Rachlin’s journey began with a vision for his master’s thesis in creative writing, but quickly evolved into much more. Within the next couple of years, he immersed himself in thousands of pages of court records and eagerly crisscrossed the state of North Carolina for in-person interviews with the key players in Grimes’s story.

Exonerations had periodically made the news, but Rachlin said he was always dissatisfied with the final product. He knew his approach had to be different. Those wronged by the criminal justice system deserved more.

“It seemed crazy to me that a human experience this incredible would not have been written about in a more substantive and in an more intimate way,” he said.

Rachlin hoped to break the mold, but, admittedly, he had never tackled something of this magnitude before.

He began by educating himself and by making cold calls to anyone he thought could help. That included to Grimes’s attorney, Christine Mumma, who co-founded the North Carolina Innocence Inquiry Commission. It was Mumma who put Rachlin in touch with Grimes for the first time.

Rachlin had a brief phone conversation with Grimes, and then drove five hours so they could meet face-to-face. He didn’t know if the conversation would lead anywhere. Grimes had previously declined interviews with other writers.

“I was very nervous until I realized the thing I was nervous about was the prospect of him saying ‘no.’ Then, I just decided to allow for that possibility. Given what Willie had been through, it was more important for me to be respectful of him than to advance my own career,” Rachlin said in retrospect. “I thought, don’t strategize, don’t trick, don’t try to convince him; just be honest, be yourself, express how you feel and let him choose.”

During that first meeting, Grimes told Rachlin a bit about his life and his experiences in the criminal justice system, and, in return, Rachlin discussed his interests and background. Rachlin said he was sincere with Grimes from the outset – an approach that may have weighed in his favor.

“I asked if he was okay with me returning every so often and me writing about his experience, and he said ‘yes.’ ” Rachlin recalled. “Then, it was off to the races.”
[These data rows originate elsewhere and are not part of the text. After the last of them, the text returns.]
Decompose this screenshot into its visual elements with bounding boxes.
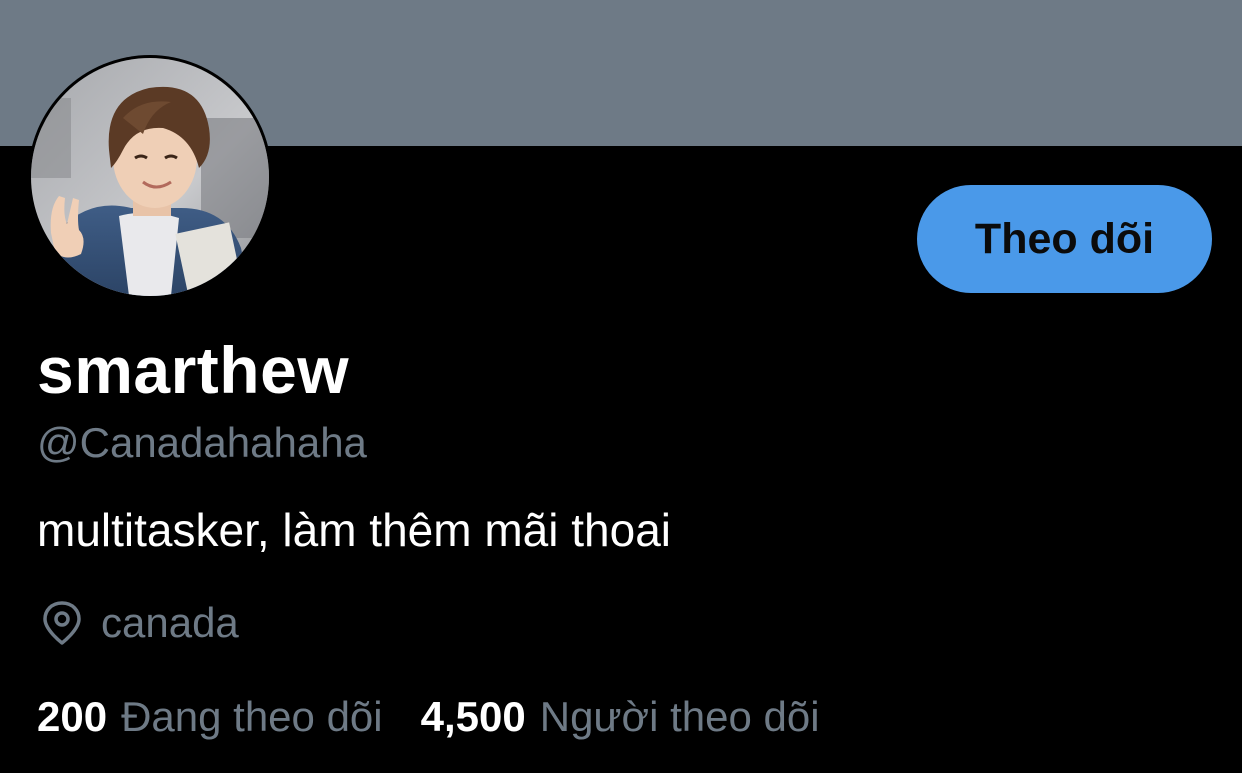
following-count: 200 xyxy=(37,693,108,740)
profile-location: canada xyxy=(37,598,239,648)
display-name: smarthew xyxy=(37,333,350,407)
profile-bio: multitasker, làm thêm mãi thoai xyxy=(37,504,672,556)
follow-stats: 200 Đang theo dõi 4,500 Người theo dõi xyxy=(37,690,858,744)
following-label: Đang theo dõi xyxy=(121,693,383,740)
followers-stat[interactable]: 4,500 Người theo dõi xyxy=(421,693,820,741)
followers-count: 4,500 xyxy=(420,693,526,740)
followers-label: Người theo dõi xyxy=(539,693,820,740)
location-pin-icon xyxy=(37,598,87,648)
follow-button[interactable]: Theo dõi xyxy=(917,185,1212,293)
avatar[interactable] xyxy=(28,55,272,299)
location-text: canada xyxy=(101,599,239,646)
following-stat[interactable]: 200 Đang theo dõi xyxy=(37,693,383,741)
avatar-photo xyxy=(31,58,269,296)
user-handle: @Canadahahaha xyxy=(37,419,367,466)
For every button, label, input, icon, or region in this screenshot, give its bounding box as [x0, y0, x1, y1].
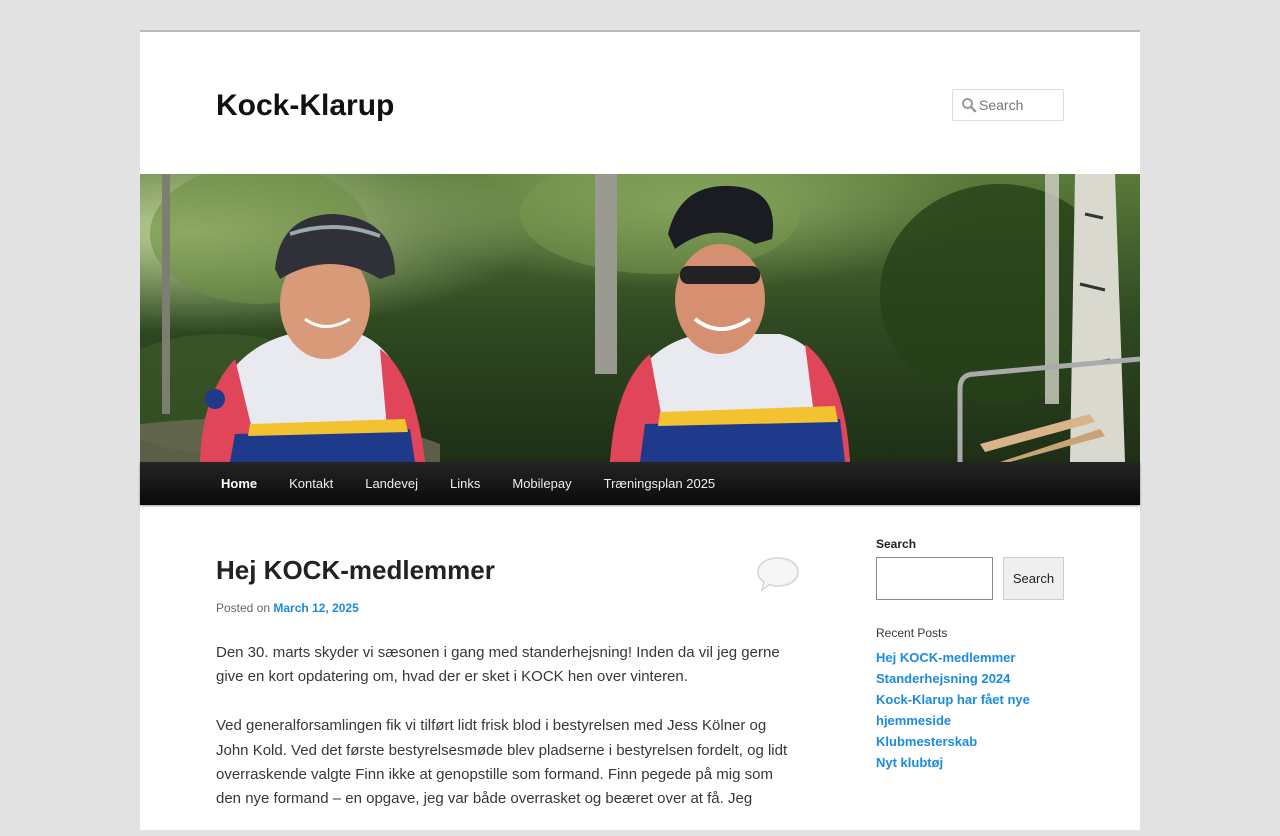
- nav-item-landevej[interactable]: Landevej: [349, 462, 434, 505]
- page: Kock-Klarup Search Home Kontakt Landevej…: [140, 30, 1140, 830]
- recent-post-link[interactable]: Klubmesterskab: [876, 734, 977, 749]
- header-search-input[interactable]: [979, 94, 1059, 116]
- site-title[interactable]: Kock-Klarup: [216, 88, 394, 124]
- paragraph: Den 30. marts skyder vi sæsonen i gang m…: [216, 644, 780, 686]
- recent-posts-list: Hej KOCK-medlemmer Standerhejsning 2024 Ko…: [876, 647, 1064, 773]
- list-item: Kock-Klarup har fået nye hjemmeside: [876, 689, 1064, 731]
- entry-meta: Posted on March 12, 2025: [216, 601, 359, 615]
- recent-post-link[interactable]: Standerhejsning 2024: [876, 671, 1010, 686]
- list-item: Klubmesterskab: [876, 731, 1064, 752]
- recent-post-link[interactable]: Hej KOCK-medlemmer: [876, 650, 1015, 665]
- recent-post-link[interactable]: Kock-Klarup har fået nye hjemmeside: [876, 692, 1030, 728]
- list-item: Hej KOCK-medlemmer: [876, 647, 1064, 668]
- sidebar-search-title: Search: [876, 537, 917, 551]
- recent-posts-title: Recent Posts: [876, 626, 948, 640]
- posted-on-label: Posted on: [216, 601, 271, 615]
- post-date-link[interactable]: March 12, 2025: [273, 601, 358, 615]
- nav-item-home[interactable]: Home: [205, 462, 273, 505]
- list-item: Standerhejsning 2024: [876, 668, 1064, 689]
- nav-item-mobilepay[interactable]: Mobilepay: [496, 462, 587, 505]
- search-icon: [961, 97, 977, 118]
- nav-item-træningsplan-2025[interactable]: Træningsplan 2025: [588, 462, 732, 505]
- recent-post-link[interactable]: Nyt klubtøj: [876, 755, 943, 770]
- paragraph: Ved generalforsamlingen fik vi tilført l…: [216, 717, 788, 808]
- header-image: [140, 174, 1140, 462]
- nav-item-kontakt[interactable]: Kontakt: [273, 462, 349, 505]
- comment-bubble-icon[interactable]: [756, 556, 800, 597]
- sidebar-search-input[interactable]: [876, 557, 993, 600]
- sidebar: Search Search Recent Posts Hej KOCK-medl…: [876, 537, 1064, 770]
- main-navigation: Home Kontakt Landevej Links Mobilepay Træning…: [140, 462, 1140, 505]
- list-item: Nyt klubtøj: [876, 752, 1064, 773]
- entry-content: Den 30. marts skyder vi sæsonen i gang m…: [216, 641, 800, 836]
- post-title[interactable]: Hej KOCK-medlemmer: [216, 554, 495, 586]
- nav-item-links[interactable]: Links: [434, 462, 496, 505]
- header-search[interactable]: [952, 89, 1064, 121]
- sidebar-search-button[interactable]: Search: [1003, 557, 1064, 600]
From the start, Grimes’s motive was clear: He wanted to prevent what had happened to him from happening to someone else.

“He felt if no one knew about his story, they were likely to repeat it,” Rachlin said. “Even though he was personally uncomfortable being in the spotlight, he did want the story about him to be known.”

Researchers for the National Registry of Exonerations have documented 2,083 wrongful convictions in the United States since 1989, the year DNA testing had come into use. That includes at least one exoneration in each state, and 18,060 total years served in prison.

In his book, Rachlin has changed no names or dates, and all the dialogue is drawn directly from the record or from his own interviews. He had made a deal with readers to tell the truth, and a similar promise to Grimes to get the narrative right.

“I think it was especially important in a story like this one where deception and inaccuracy are part of the subject matter,” Rachlin said.

While it would have been easy for Ghost of the Innocent Man to read like a textbook, Rachlin said, he wrote with the intent of providing readers with an “intimate, textured and scenic” story, hoping it would grip them like a work of fiction.

When Rachlin discussed his work by phone this week, he said he believed Grimes was still working through an advanced copy. When done with the first chapter, Grimes had previously told Rachlin, “It’s like I’m at trial all over again.”

Rachlin will be at Gibson’s Bookstore in Concord on Sept. 7 at 5:30 p.m.